Lung-MAP Project Partners Biotech Giants To Advance Lung Cancer Treatment

Lung-MAP Project Partners Biotech Giants To Advance Lung Cancer Treatment

Lung Cancer Master ProtocolJust as everyone has their own fingerprints, individual tumors also have different genetic “fingerprints.” What if cancer treatment could be personalized depending on the specific type of fingerprinting a tumor presents?

This is what Amgen, together with the National Cancer Institute, Genentech, Pfizer, AstraZeneca PLC, and AstraZeneca’s global biologics partner, MedImmune, intend to achieve in the new clinical trial program Lung Master Protocol (Lung-MAP).
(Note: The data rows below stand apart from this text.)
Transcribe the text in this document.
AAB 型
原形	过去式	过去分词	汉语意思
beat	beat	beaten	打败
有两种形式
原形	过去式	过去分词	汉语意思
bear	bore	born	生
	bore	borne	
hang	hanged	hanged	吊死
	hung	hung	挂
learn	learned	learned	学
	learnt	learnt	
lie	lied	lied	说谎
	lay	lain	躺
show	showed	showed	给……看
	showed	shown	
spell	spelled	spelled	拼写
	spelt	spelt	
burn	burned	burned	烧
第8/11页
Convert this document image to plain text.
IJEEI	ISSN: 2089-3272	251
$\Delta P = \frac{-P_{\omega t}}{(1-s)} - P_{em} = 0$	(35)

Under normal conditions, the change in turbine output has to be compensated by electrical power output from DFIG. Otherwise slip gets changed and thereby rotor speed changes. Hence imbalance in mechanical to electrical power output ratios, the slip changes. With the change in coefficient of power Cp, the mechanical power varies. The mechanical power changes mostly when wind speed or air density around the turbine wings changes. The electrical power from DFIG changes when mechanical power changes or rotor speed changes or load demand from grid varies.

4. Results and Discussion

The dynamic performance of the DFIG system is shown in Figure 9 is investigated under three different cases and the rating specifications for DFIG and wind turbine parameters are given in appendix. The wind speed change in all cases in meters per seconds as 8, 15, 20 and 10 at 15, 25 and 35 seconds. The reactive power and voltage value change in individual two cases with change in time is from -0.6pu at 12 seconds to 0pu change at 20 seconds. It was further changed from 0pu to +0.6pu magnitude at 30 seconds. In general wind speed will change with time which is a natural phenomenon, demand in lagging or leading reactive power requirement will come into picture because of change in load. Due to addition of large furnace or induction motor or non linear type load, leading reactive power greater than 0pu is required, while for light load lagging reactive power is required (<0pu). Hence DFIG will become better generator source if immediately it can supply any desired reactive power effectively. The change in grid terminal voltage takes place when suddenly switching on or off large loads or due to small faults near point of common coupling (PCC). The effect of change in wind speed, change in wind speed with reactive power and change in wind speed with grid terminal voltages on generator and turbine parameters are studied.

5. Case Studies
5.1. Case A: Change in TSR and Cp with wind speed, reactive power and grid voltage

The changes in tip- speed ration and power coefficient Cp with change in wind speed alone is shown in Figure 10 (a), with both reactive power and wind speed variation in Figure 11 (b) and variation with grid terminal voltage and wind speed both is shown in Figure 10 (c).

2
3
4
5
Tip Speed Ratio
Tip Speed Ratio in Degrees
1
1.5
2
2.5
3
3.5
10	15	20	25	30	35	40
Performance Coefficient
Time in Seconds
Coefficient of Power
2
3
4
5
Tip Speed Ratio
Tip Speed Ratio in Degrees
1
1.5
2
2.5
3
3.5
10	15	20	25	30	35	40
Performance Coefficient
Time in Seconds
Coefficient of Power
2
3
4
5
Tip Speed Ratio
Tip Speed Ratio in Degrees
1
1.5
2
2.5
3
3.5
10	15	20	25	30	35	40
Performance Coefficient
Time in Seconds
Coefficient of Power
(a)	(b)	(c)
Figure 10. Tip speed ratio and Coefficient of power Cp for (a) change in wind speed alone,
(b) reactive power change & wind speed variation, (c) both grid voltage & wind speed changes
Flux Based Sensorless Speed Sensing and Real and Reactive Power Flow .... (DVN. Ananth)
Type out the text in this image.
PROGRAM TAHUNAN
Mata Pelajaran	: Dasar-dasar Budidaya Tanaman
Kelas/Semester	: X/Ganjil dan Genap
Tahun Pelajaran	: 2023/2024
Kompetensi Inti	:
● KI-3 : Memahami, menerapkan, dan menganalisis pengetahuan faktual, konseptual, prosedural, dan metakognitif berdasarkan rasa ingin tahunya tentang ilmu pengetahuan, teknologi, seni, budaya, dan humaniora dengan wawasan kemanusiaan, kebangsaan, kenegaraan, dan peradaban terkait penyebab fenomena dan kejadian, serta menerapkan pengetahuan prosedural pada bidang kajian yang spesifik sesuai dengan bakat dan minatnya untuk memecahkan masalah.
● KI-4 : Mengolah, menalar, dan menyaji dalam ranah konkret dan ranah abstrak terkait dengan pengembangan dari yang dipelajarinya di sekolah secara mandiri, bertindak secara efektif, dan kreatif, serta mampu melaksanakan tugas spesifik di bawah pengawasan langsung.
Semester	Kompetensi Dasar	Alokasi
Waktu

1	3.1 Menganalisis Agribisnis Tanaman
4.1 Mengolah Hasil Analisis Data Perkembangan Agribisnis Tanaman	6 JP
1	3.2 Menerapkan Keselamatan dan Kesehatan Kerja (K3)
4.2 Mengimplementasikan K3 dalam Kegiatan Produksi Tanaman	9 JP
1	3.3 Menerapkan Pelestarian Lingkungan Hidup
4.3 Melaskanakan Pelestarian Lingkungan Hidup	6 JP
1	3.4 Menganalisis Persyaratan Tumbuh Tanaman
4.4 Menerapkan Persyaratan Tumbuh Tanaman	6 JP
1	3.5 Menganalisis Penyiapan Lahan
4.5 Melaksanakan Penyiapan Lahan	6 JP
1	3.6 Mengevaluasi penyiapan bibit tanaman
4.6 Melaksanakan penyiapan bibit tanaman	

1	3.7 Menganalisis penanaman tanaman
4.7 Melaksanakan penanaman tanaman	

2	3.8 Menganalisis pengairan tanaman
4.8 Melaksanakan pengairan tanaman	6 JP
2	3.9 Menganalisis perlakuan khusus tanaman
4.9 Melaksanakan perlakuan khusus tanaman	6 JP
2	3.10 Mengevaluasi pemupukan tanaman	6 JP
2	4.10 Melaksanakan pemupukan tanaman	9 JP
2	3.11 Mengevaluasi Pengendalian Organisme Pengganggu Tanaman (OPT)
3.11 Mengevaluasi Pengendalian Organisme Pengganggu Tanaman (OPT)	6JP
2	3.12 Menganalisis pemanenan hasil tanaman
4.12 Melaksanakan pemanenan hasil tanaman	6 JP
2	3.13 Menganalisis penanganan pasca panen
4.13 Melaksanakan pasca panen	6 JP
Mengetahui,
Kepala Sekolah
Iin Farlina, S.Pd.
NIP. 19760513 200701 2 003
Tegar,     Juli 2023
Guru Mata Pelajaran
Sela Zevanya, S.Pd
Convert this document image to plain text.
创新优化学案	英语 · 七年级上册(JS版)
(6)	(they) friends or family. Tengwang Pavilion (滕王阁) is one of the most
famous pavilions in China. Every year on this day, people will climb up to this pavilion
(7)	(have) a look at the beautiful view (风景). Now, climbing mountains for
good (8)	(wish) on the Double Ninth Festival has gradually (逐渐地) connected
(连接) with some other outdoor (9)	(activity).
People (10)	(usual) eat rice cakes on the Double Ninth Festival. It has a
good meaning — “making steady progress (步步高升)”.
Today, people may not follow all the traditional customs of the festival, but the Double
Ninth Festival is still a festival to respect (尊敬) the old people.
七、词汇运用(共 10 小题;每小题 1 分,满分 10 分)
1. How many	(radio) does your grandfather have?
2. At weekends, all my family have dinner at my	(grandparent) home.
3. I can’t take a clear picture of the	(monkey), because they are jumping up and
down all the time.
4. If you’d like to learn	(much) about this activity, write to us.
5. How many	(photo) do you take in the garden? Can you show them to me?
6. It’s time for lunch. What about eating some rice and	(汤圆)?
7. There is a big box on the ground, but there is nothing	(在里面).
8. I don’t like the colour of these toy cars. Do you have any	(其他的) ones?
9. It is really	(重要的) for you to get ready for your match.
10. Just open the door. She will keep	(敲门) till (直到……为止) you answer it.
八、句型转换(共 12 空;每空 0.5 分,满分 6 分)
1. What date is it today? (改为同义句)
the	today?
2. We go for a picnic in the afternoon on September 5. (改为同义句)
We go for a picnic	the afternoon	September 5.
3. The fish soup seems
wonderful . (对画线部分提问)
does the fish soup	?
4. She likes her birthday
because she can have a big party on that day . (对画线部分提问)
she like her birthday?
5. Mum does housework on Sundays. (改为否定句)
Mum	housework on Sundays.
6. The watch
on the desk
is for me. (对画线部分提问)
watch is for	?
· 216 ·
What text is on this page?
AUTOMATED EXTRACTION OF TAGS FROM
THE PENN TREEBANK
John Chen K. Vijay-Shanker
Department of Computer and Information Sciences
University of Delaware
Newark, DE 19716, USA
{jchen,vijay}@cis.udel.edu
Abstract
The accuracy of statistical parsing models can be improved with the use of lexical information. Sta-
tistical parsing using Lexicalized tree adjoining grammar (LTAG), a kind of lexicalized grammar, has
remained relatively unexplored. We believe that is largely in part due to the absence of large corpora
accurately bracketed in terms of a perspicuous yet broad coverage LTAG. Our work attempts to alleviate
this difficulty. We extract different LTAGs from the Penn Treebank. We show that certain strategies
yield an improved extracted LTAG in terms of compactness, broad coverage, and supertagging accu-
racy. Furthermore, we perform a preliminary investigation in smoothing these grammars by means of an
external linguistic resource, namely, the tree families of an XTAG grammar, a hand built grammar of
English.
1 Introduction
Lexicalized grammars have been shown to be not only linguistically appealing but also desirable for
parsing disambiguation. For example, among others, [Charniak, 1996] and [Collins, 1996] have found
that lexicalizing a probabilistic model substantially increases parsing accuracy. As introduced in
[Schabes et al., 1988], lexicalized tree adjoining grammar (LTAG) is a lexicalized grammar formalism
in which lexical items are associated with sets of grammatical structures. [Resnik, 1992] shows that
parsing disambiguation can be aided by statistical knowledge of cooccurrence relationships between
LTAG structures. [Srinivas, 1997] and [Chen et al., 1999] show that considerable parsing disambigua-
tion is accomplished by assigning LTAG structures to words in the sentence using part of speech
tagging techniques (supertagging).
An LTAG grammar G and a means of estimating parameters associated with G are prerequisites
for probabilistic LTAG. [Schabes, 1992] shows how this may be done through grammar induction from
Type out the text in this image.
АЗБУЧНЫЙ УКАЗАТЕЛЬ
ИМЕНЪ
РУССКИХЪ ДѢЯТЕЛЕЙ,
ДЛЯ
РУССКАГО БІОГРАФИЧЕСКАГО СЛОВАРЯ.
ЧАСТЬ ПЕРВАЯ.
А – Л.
With lung cancer being the leading cause of cancer death and the second most common cancer in the U.S, this groundbreaking biomarker-driven, multi-drug, multi-arm Phase2/3 clinical trial can prove of enormous medical relevance.

Each year, about 500 to 1,000 patients with advanced squamous cell lung cancer, a hard-to-treat form of lung cancer, will receive treatments based on their individual cancer profiles. Each patient will be screened for mutations in over 200 cancer-related genes to find which of the five investigational compounds, including Amgen’s rilotumumab (a human monoclonal antibody), will benefit them the most.

The use of such a large-scale biomarker-based clinical trial will surely overcome the inefficiency of current genetic screens to find particular mutations targeted by cancer medicines used in the clinic and will also minimize the number of patients exposed to ineffective therapies.

This innovative study will involve 500 hospitals around the country as well as some private groups, and will come to a cost of about 150$ million, partly funded by the National Cancer Institute and partly funded by foundations, charities and other public-private partnership.

Sean E. Harper, M.D., executive vice president of Research and Development at Amgen stated that this jointly “tour-de-force” can “significantly speed our understanding of targeted approaches for this complex form of lung cancer, while demonstrating how genomic testing can drive the evolution of clinical trial design”.  Future plans for similar studies targeting breast and colon cancer are also being developed.